Leseprobe

ANKUNFT UND ABSCHIED

#34 FLUGHAFEN – Viele Flüchtlinge kommen. Einige müssen  wieder gehen – ob sie wollen oder nicht

Es sind Bilder, die kaum jemanden unberührt lassen in diesen Tagen: Menschen, die durchnässt und durchgefroren aus heillos überfüllten Booten klettern, mit kaum etwas im Gepäck als dem nackten Leben. Menschen, die bei Nacht und Nebel an Grenzzäunen entlangstolpern, in der Hoffnung, an einem sicheren Ort ein neues Leben zu beginnen. Menschen, die auch hier in Bremen ankommen, mit großen Ängsten und noch größeren Hoffnungen. 3.611 Asylanträge wurden in diesem Jahr bis Ende September allein in Bremen gestellt, drei Mal so viele wie im gesamten Jahr 2013. Viele der Menschen werden vorläufig bleiben können. Einige jedoch nicht. Sie werden wieder abgeschoben – oder reisen, wie es die Behörden formulieren, „freiwillig“ aus. Diese sogenannten freiwilligen Rückführungen geschehen zum Teil mit erheblichem Druck auf die Geflüchteten. „Verlängerungen von Duldungen werden vermehrt an die Bedingung geknüpft, Bestätigungen über Beratungsgespräche vorzulegen. Ihnen wird immer wieder nahegelegt, dass es besser wäre, das Land zu verlassen“, erklärt Marc Milis vom Flüchtlingsrat.

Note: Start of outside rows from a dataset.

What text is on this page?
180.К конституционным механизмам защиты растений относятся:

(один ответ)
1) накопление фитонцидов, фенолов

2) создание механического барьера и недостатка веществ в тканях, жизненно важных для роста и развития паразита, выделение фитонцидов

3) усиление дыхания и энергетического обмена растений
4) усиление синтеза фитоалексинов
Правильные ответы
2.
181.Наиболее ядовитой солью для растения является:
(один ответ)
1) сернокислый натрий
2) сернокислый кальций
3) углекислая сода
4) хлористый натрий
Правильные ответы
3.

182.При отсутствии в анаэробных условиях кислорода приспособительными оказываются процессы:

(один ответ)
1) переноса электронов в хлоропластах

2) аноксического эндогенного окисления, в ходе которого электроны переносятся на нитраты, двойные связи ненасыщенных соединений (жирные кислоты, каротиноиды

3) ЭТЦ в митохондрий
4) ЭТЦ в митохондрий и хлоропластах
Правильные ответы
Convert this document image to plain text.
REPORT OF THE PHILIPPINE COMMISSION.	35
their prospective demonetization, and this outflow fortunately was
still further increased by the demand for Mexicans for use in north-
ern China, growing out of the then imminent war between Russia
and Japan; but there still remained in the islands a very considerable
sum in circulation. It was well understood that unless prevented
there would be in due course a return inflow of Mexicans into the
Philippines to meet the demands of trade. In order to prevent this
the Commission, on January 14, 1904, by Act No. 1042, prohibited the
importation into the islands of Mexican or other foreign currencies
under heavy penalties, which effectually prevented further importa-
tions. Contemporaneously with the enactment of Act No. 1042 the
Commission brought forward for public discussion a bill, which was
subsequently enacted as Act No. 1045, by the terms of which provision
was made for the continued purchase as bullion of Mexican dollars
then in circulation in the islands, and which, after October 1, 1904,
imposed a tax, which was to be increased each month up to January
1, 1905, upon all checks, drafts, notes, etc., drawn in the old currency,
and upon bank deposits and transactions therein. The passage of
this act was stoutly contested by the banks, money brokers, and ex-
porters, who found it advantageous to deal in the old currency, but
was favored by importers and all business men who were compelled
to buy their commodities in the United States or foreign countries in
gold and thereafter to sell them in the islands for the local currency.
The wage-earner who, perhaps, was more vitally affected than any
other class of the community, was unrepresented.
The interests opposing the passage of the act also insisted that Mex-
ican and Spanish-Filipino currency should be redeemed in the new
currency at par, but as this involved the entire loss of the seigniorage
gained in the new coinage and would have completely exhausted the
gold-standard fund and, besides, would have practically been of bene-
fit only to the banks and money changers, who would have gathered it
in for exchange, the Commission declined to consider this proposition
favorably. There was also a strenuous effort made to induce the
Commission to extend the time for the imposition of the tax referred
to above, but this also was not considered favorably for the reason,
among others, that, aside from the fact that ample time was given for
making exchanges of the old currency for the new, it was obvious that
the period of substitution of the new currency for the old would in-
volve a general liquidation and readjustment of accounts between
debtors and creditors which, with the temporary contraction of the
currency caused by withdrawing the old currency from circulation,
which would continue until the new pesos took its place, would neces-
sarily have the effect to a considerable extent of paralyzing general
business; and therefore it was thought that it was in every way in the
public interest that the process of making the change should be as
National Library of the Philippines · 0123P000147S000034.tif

Seit dem ersten November gilt zudem ein neuer Asylkompromiss von Bund und Ländern. Demnach sollen nun insbesondere Flüchtlinge aus Albanien, Kosovo und Montenegro schneller abgeschoben werden. Viele von ihnen sind Roma. Bislang hatten die Bundesländer hier einen gewissen Ermessensspielraum. Dieser gilt künftig nicht mehr. Wer eine Aufforderung zur „freiwilligen Ausreise“ verstreichen lässt, muss ohne Ankündigung abgeschoben – und nicht wie bisher eine Woche vor der Abreise informiert werden. Die Polizei muss die Menschen nun ohne Vorwarnung abholen, wenn die freiwillige Ausreise verweigert wurde. Für die Flüchtlinge sei dies oft traumatisierend, schilderte Gundula Oerter von der Flüchtlingsinitiative kürzlich der taz.

Noch schiebt Bremen im bundesweiten Vergleich recht wenige Flüchtlinge ab. Tatsächlich wurden 2013 lediglich fünf Personen über den Bremer Flughafen in ihr Heimatland gebracht, 2014 waren es zwei, in diesem Jahr bislang ebenfalls zwei. Die Hansestadt liegt damit im bundesweiten Vergleich auf einem der untersten Ränge – weit hinter Städten wie Frankfurt am Main oder Düsseldorf, die im vergangenen Jahr mehrere Tausend Flüchtlinge von ihren Flughäfen aus abgeschoben haben. „Die geringe Zahl der Abschiebungen ist einer Haltung der Bremer Innenbehörde zuzuschreiben“, sagt Marc Milis.

Die Zahlen trügen jedoch auch ein wenig. Denn das Bundesland Bremen schiebt sowohl über den eigenen als auch über den Hamburger Flughafen ab. Zudem können Menschen auch auf dem Landweg in ihre Herkunftsorte reisen. Informationen dazu, wie viele Menschen über Hamburg ausreisen mussten, will die Sprecherin des Senators für Inneres, Rose Gerdts-Schiffler, „aufgrund des derzeitigen Arbeitsvolumens der Ausländerbehörden“ nicht ermitteln. Die Gründe aber legt sie gern offen: Zum einen gebe es vom Hamburger Flughafen aus Direktflüge, die in Bremen nicht angeboten würden. Außerdem könnten Sicherheitsbegleitungen von der Hamburger Bundespolizei besser organisiert werden. Und zu guter Letzt seien die Kosten niedriger: So sei eine Rückkehr von Begleitkräften noch am selben Tag möglich, während beim gleichen Routing von Bremen aus aufgrund späterer Flugzeiten eine Übernachtung vor Ort mit Hotelkosten notwendig wäre.